Figure 5.

Identification of the PKC-responsive site in the SLC26A6 C-terminal region. (A) HEK293 cells transfected with WT SLC26A6 cDNA or the indicated mutants were switched from Cl⁻-containing to Cl⁻-free Ringer's buffer and the process was repeated after 10 min incubation with 200 nM PMA. Open bars indicate Cl⁻/HCO₃⁻ exchange activity, relative to WT SLC26A6 for samples not treated with PMA. Transport activity before (black bars) and after (grey bars) PMA treatment was normalized to the activity of associated with each cell type, under control conditions. ^*P<0.05, n=4. (B) HEK293 cells were transfected with vector alone, WT, ΔCAB, S553A or S582A SLC26A6, as indicated. Cell lysates wre immunoprecipitated with anti-SLC26A6 antibody and immunoprecipitates were probed for associated CAII on immunoblots probed with anti-CAII antibody (upper panel).

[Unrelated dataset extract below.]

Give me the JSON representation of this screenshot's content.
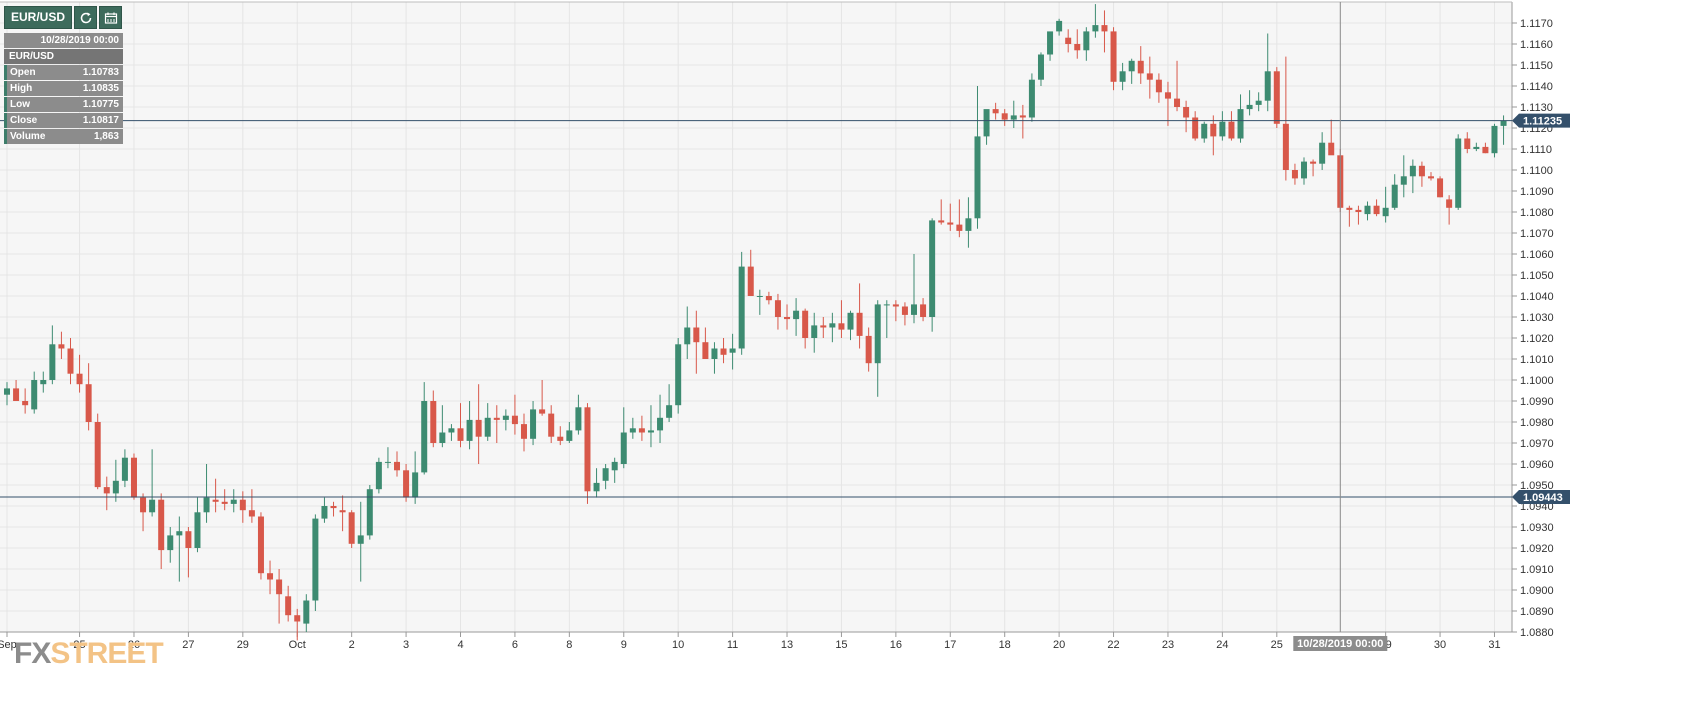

The amount of SLC26A6 present in each sample was assessed on parallel blots probed with anti-SLC26A6 antibody (lower panel). (C) Immunoprecipitation of CAII with SLC26A6 variants was calculated as (amount of CAII/amount of SLC26A6). (D) The effect of PMA on CAII/SLC26A6 association was measured as in panels B and C, except that SLC26A6-expressing cells were incubated with either 200 nM αPMA (black bar) or PMA (grey bar) for 1 h prior to cell lysis. ^*P<0.05.